There were a few occasions on which Almunia did appear to fall short of the desired standard, but the German's mistakes against Fulham and Blackburn in the opening two games of the season left him with little basis for complaint.
And Almunia's reluctance to be drawn into a slanging match despite what could be deemed repeated provocation made nonsense, in one sense at least, of Lehmann's assertion that the new goalkeeper "lacks my class".
On the international front, Lehmann's status has shifted starkly in the opposite direction over several years, a widely disliked player achieving hero status thanks to his performance in the 2006 World Cup quarter-final shoot-out against Argentina, when he saved spot kicks from Roberto Ayala and Esteban Cambiasso to send the hosts into the semi-finals.
As for Kahn, the long-time rival of Lehmann and hero of so many other big occasions initially seethed over his relegation to the bench before gradually coming to terms with the situation and gaining huge popularity for the way he dedicated himself to the team's greater good.
"I marvel at the respect I am being given now," he said at the time. "I had always wanted to earn that respect through my work as a goalkeeper but now I am getting respect for contenting myself by sitting on the bench. It's very positive what is happening to me.
"I learned a lot in 2006," Kahn adds now. "After defeats, I ask myself, 'What can I do differently?
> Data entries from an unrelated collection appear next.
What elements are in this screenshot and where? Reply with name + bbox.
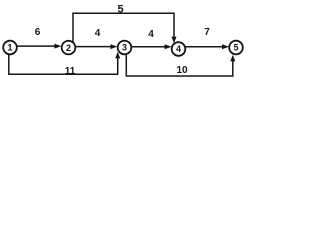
wire edge 2->3 xyxy=(75,44,117,49)
node 2 xyxy=(62,41,76,55)
svg-text:5: 5 xyxy=(117,3,123,15)
arrowhead into node 4 xyxy=(172,37,177,44)
svg-text:3: 3 xyxy=(122,43,127,53)
svg-text:10: 10 xyxy=(176,65,188,76)
svg-text:5: 5 xyxy=(233,43,238,53)
wire edge 4->5 xyxy=(186,44,229,49)
svg-text:4: 4 xyxy=(95,28,101,39)
svg-text:11: 11 xyxy=(65,66,76,77)
wire edge 3->4 xyxy=(132,44,172,49)
svg-text:4: 4 xyxy=(176,44,181,54)
wire edge 2->4 top detour xyxy=(73,13,174,42)
wire edge 1->3 bottom detour xyxy=(9,54,118,74)
wire edge 3->5 bottom detour xyxy=(126,54,233,76)
svg-text:4: 4 xyxy=(148,29,154,40)
arrowhead into node 3 xyxy=(115,52,120,59)
svg-text:7: 7 xyxy=(204,27,210,38)
arrowhead into node 5 xyxy=(230,55,235,62)
svg-text:2: 2 xyxy=(66,43,71,53)
node 5 xyxy=(229,41,243,55)
svg-text:6: 6 xyxy=(35,27,41,38)
node 1 xyxy=(3,41,17,55)
wire edge 1->2 xyxy=(17,44,61,49)
node 3 xyxy=(118,41,132,55)
svg-text:1: 1 xyxy=(7,43,12,53)
node 4 xyxy=(172,42,186,56)
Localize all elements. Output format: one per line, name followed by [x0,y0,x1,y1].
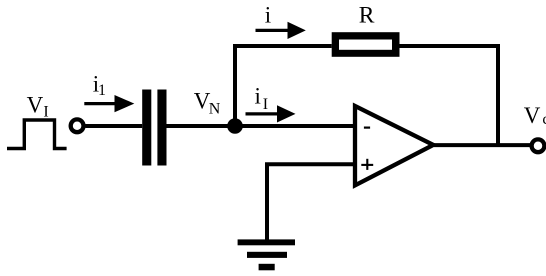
capacitor C (left plate) [142,90,151,166]
svg-text:i: i [265,3,271,28]
node V_N junction dot [227,118,243,134]
wire: non-inverting input to ground [267,164,357,240]
capacitor C (right plate) [157,90,166,166]
svg-text:N: N [209,100,221,117]
op-amp plus sign [361,164,373,166]
svg-text:R: R [359,3,375,29]
svg-text:I: I [43,103,48,120]
output terminal circle [532,139,545,152]
input terminal circle [71,119,84,132]
svg-text:V: V [27,92,44,117]
svg-text:1: 1 [98,82,106,99]
current arrow i [256,29,293,32]
svg-text:I: I [263,96,268,113]
ground [238,239,295,245]
wire: resistor to output (feedback right side) [400,46,499,145]
op-amp minus sign [364,126,370,128]
wire: op-amp output to terminal [434,143,530,147]
svg-text:i: i [255,83,261,108]
input pulse waveform symbol [7,120,67,149]
svg-text:c: c [542,111,546,128]
current arrow i_I [246,112,284,115]
op-amp U1 [355,106,433,185]
svg-text:V: V [524,103,541,128]
current arrow i1 [84,102,122,105]
resistor R [332,32,400,57]
wire: node up and to feedback resistor [235,46,332,126]
wire: capacitor to op-amp inverting input [167,124,357,128]
wire: terminal to capacitor [86,124,143,128]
How can I continue to grow?' After the 2006 World Cup, I knew that you don't always need success, success, success on the pitch.
"The realisation that you're not always standing down there on the field merely to win, to be successful, was very liberating. One can be successful by helping the team, the other players.
"All of a sudden I felt the kind of empathy for people that I hadn't felt before."
Lehmann, it seems, is still some way off uncovering the sort of more reasoned, inner calm that has come to dominate Kahn's public persona.
Few complained about Kahn's lack of personal warmth in 2002, though, when he almost hauled Germany to a world title, and few will make much of Lehmann's either if Germany can beat the Turks this evening and then go on to lift a fourth European title in Vienna at the weekend.